By KEVIN WADLOW   kwadlow@keynoter.com

Posted – Saturday, April 17, 2010 06:00 AM EDT

A new oil-drilling report commissioned for the Florida House of Representatives describes the risk for oil operations in state waters as “serious but manageable.” The 177-page report, written by consultants for Willis Structured Risk Solutions of London, was released April 9.

On Friday, a House energy-policy committee was expected to introduce a bill that would allow oil exploration and drilling in state waters.

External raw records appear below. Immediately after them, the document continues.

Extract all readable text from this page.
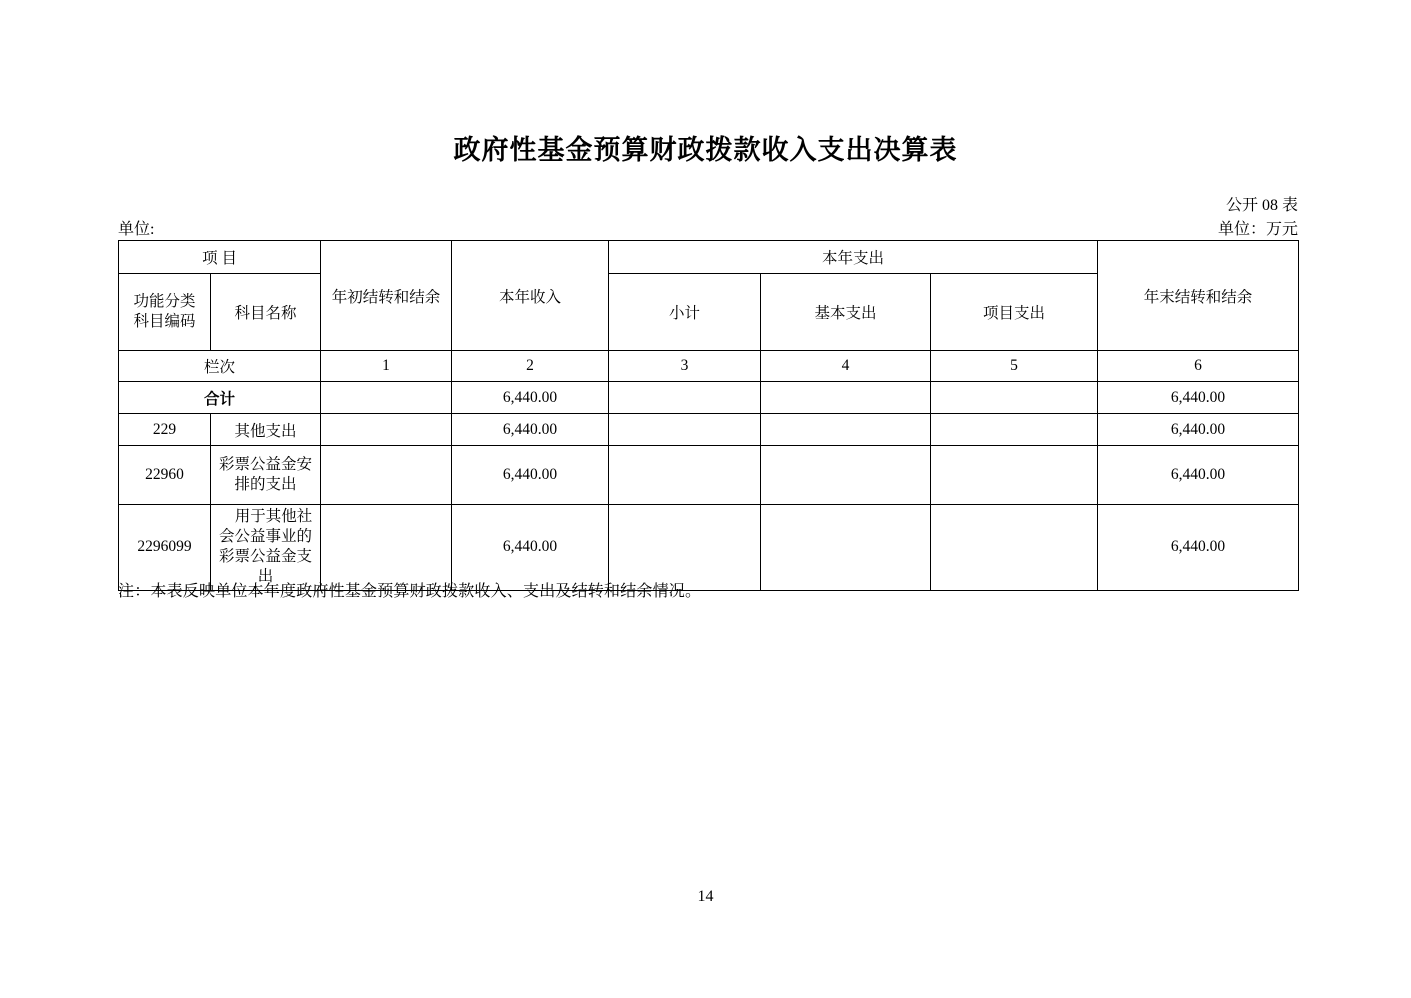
政府性基金预算财政拨款收入支出决算表
公开 08 表
单位:	单位：万元
项 目		年初结转和结余	本年收入	本年支出			年末结转和结余

功能分类
科目编码	科目名称			小计	基本支出	项目支出	
栏次		1	2	3	4	5	6
合计			6,440.00				6,440.00
229	其他支出		6,440.00				6,440.00
22960	彩票公益金安排的支出		6,440.00				6,440.00
2296099	用于其他社会公益事业的彩票公益金支出		6,440.00				6,440.00
注：本表反映单位本年度政府性基金预算财政拨款收入、支出及结转和结余情况。
14
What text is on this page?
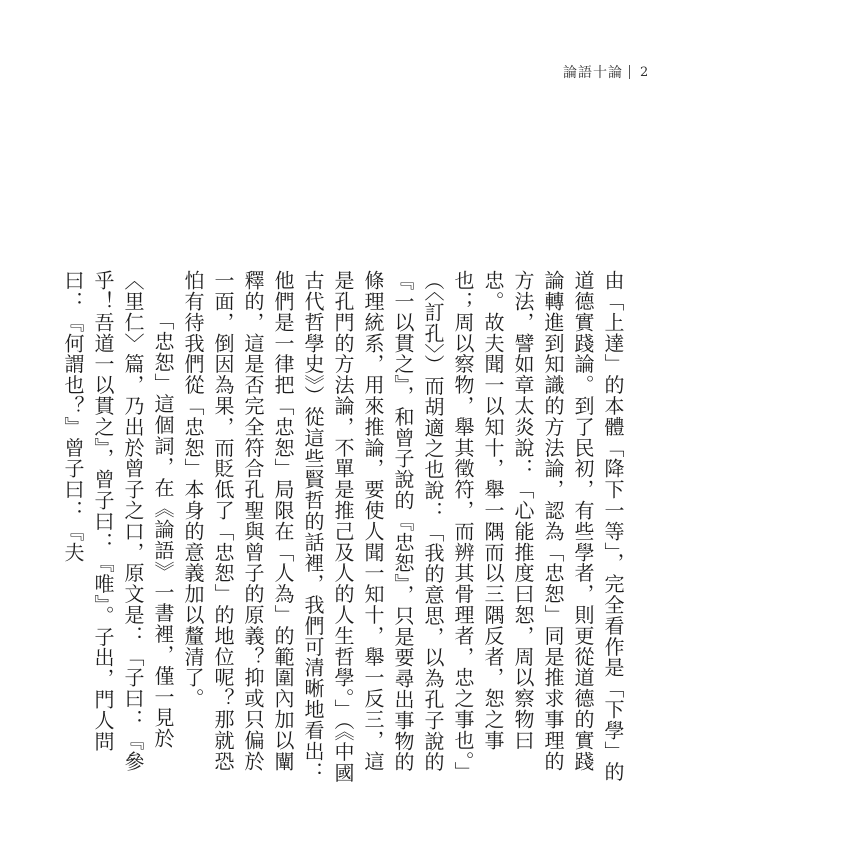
論語十論 2

由「上達」的本體「降下一等」，完全看作是「下學」的道德實踐論。到了民初，有些學者，則更從道德的實踐論轉進到知識的方法論，認為「忠恕」同是推求事理的方法，譬如章太炎說：「心能推度曰恕，周以察物曰忠。故夫聞一以知十，舉一隅而以三隅反者，恕之事也；周以察物，舉其徵符，而辨其骨理者，忠之事也。」（〈訂孔〉）而胡適之也說：「我的意思，以為孔子說的『一以貫之』，和曾子說的『忠恕』，只是要尋出事物的條理統系，用來推論，要使人聞一知十，舉一反三，這是孔門的方法論，不單是推己及人的人生哲學。」（《中國古代哲學史》）從這些賢哲的話裡，我們可清晰地看出：他們是一律把「忠恕」局限在「人為」的範圍內加以闡釋的，這是否完全符合孔聖與曾子的原義？抑或只偏於一面，倒因為果，而貶低了「忠恕」的地位呢？那就恐怕有待我們從「忠恕」本身的意義加以釐清了。

「忠恕」這個詞，在《論語》一書裡，僅一見於〈里仁〉篇，乃出於曾子之口，原文是：「子曰：『參乎！吾道一以貫之』，曾子曰：『唯』。子出，門人問曰：『何謂也？』曾子曰：『夫
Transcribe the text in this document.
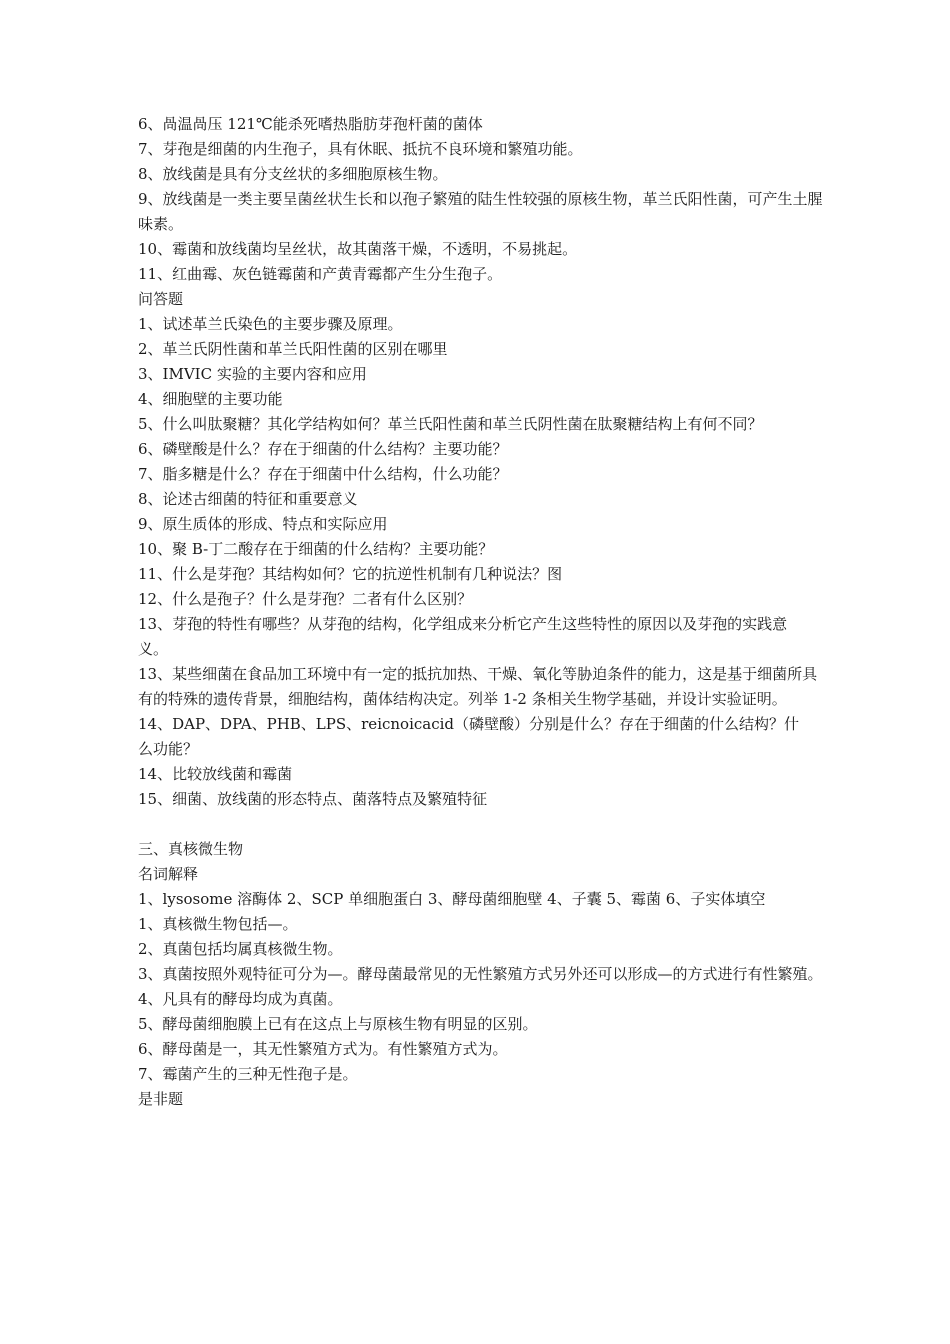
6、咼温咼压 121℃能杀死嗜热脂肪芽孢杆菌的菌体

7、芽孢是细菌的内生孢子，具有休眠、抵抗不良环境和繁殖功能。

8、放线菌是具有分支丝状的多细胞原核生物。

9、放线菌是一类主要呈菌丝状生长和以孢子繁殖的陆生性较强的原核生物，革兰氏阳性菌，可产生土腥味素。

10、霉菌和放线菌均呈丝状，故其菌落干燥，不透明，不易挑起。

11、红曲霉、灰色链霉菌和产黄青霉都产生分生孢子。

问答题

1、试述革兰氏染色的主要步骤及原理。

2、革兰氏阴性菌和革兰氏阳性菌的区别在哪里

3、IMVIC 实验的主要内容和应用

4、细胞壁的主要功能

5、什么叫肽聚糖？其化学结构如何？革兰氏阳性菌和革兰氏阴性菌在肽聚糖结构上有何不同？

6、磷壁酸是什么？存在于细菌的什么结构？主要功能？

7、脂多糖是什么？存在于细菌中什么结构，什么功能？

8、论述古细菌的特征和重要意义

9、原生质体的形成、特点和实际应用

10、聚 B-丁二酸存在于细菌的什么结构？主要功能？

11、什么是芽孢？其结构如何？它的抗逆性机制有几种说法？图

12、什么是孢子？什么是芽孢？二者有什么区别？

13、芽孢的特性有哪些？从芽孢的结构，化学组成来分析它产生这些特性的原因以及芽孢的实践意义。

13、某些细菌在食品加工环境中有一定的抵抗加热、干燥、氧化等胁迫条件的能力，这是基于细菌所具有的特殊的遗传背景，细胞结构，菌体结构决定。列举 1-2 条相关生物学基础，并设计实验证明。

14、DAP、DPA、PHB、LPS、reicnoicacid（磷壁酸）分别是什么？存在于细菌的什么结构？什么功能？

14、比较放线菌和霉菌

15、细菌、放线菌的形态特点、菌落特点及繁殖特征

三、真核微生物

名词解释

1、lysosome 溶酶体 2、SCP 单细胞蛋白 3、酵母菌细胞壁 4、子囊 5、霉菌 6、子实体填空

1、真核微生物包括—。

2、真菌包括均属真核微生物。

3、真菌按照外观特征可分为—。酵母菌最常见的无性繁殖方式另外还可以形成—的方式进行有性繁殖。

4、凡具有的酵母均成为真菌。

5、酵母菌细胞膜上已有在这点上与原核生物有明显的区别。

6、酵母菌是一，其无性繁殖方式为。有性繁殖方式为。

7、霉菌产生的三种无性孢子是。

是非题
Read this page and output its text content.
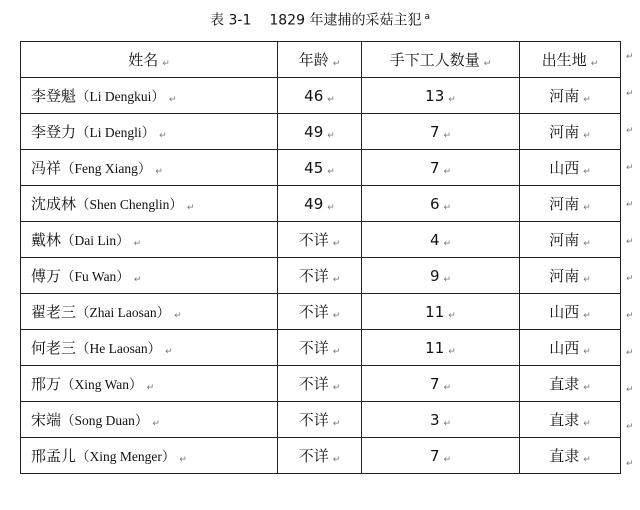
表 3-1 1829 年逮捕的采菇主犯 $^a$
姓名 ↵	年龄 ↵	手下工人数量 ↵	出生地 ↵
李登魁（Li Dengkui） ↵	46 ↵	13 ↵	河南 ↵
李登力（Li Dengli） ↵	49 ↵	7 ↵	河南 ↵
冯祥（Feng Xiang） ↵	45 ↵	7 ↵	山西 ↵
沈成林（Shen Chenglin） ↵	49 ↵	6 ↵	河南 ↵
戴林（Dai Lin） ↵	不详 ↵	4 ↵	河南 ↵
傅万（Fu Wan） ↵	不详 ↵	9 ↵	河南 ↵
翟老三（Zhai Laosan） ↵	不详 ↵	11 ↵	山西 ↵
何老三（He Laosan） ↵	不详 ↵	11 ↵	山西 ↵
邢万（Xing Wan） ↵	不详 ↵	7 ↵	直隶 ↵
宋端（Song Duan） ↵	不详 ↵	3 ↵	直隶 ↵
邢孟儿（Xing Menger） ↵	不详 ↵	7 ↵	直隶 ↵
↵
↵
↵
↵
↵
↵
↵
↵
↵
↵
↵
↵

“Risk of damage to natural and human habitats from hurricanes alone dwarfs the [oil-drilling] risks we have uncovered,” says the Willis report. It acknowledges the Florida Keys reef stands out as an area of particular environmental sensitivity.

“As one moves [south] along Florida’s Gulf Coast … the coastline and nearshore areas become increasingly sensitive to prospective oil and gas activities,” says the report.

Reef Relief policy advisor Paul Johnson praised technical aspects of the Willis report, but said it does not go far enough to highlight the risk to Keys and South Florida waters.

“Even if the risk is low, it’s inappropriate to go anywhere in South Florida,” Johnson said. “The environmental and social consequences of a spill are so enormous that South Florida [drilling] should be off the table until the risk is zero.”

Other drilling opponents in South Florida were unmoved by the report.

“One spill can end it all,” said Jonathan Ullman, an Everglades specialist for the Sierra Club in Miami.

Ullman pointed to a months-long major oil spill from a drilling platform in Australia’s Timor Sea that caused “devastating effects” to the marine environment there.

“If you put the submerged state lands on the market to the high bidder, an oil spill is not a matter of if but when,” Ullman said.

Johnson said from Tallahassee that even if the House bill is introduced, it appears unlikely that a companion bill will be passed by the Florida Senate.

A Senate bill on oil drilling has made little headway since being introduced March 11. The legislative session ends April 30.

“There’s not enough time and not enough interest on the Senate side for anything to go through this year,” Johnson said.

But in 2011, drilling advocates will take leadership positions in both the Senate and house, he said.

An April 6 spill from a crude-oil pipeline off Louisiana should serve as a warning, say Florida conservationists. The U.S. Coast Guard said the estimated 18,000 gallons of crude oil affected “an area of approximately 160 square miles,” including portions of the Delta National Wildlife Refuge.

“Introducing a bill to allow oil drilling in our nearshore waters in the midst of Louisiana’s ongoing oil spill cleanup is a twisted bit of irony,” said Mark Ferrulo, executive director of Progress Florida.

Several Monroe County groups — including the Key West City Commission, the Key West Chamber of Commerce and the Keys National Marine Sanctuary Advisory Council — have passed resolutions calling for continued bans on Gulf drilling.

“Despite advances in oil-drilling technology, there is no positive assurance that catastrophic damage to our coastline, beaches, plants and fish could be avoided during normal operating conditions or during storm situations,” says a Key West city resolution from November.

A federal plan unveiled March 31 proposes to open areas of the Gulf of Mexico that had been closed to oil exploration for decades.

Although President Obama and other officials said the areas lie at least 125 miles off Florida’s coast, they later acknowledged the draft zones come much closer to Dry Tortugas National Park and the Tortugas Ecological Reserves of the Florida Keys National Marine Sanctuary.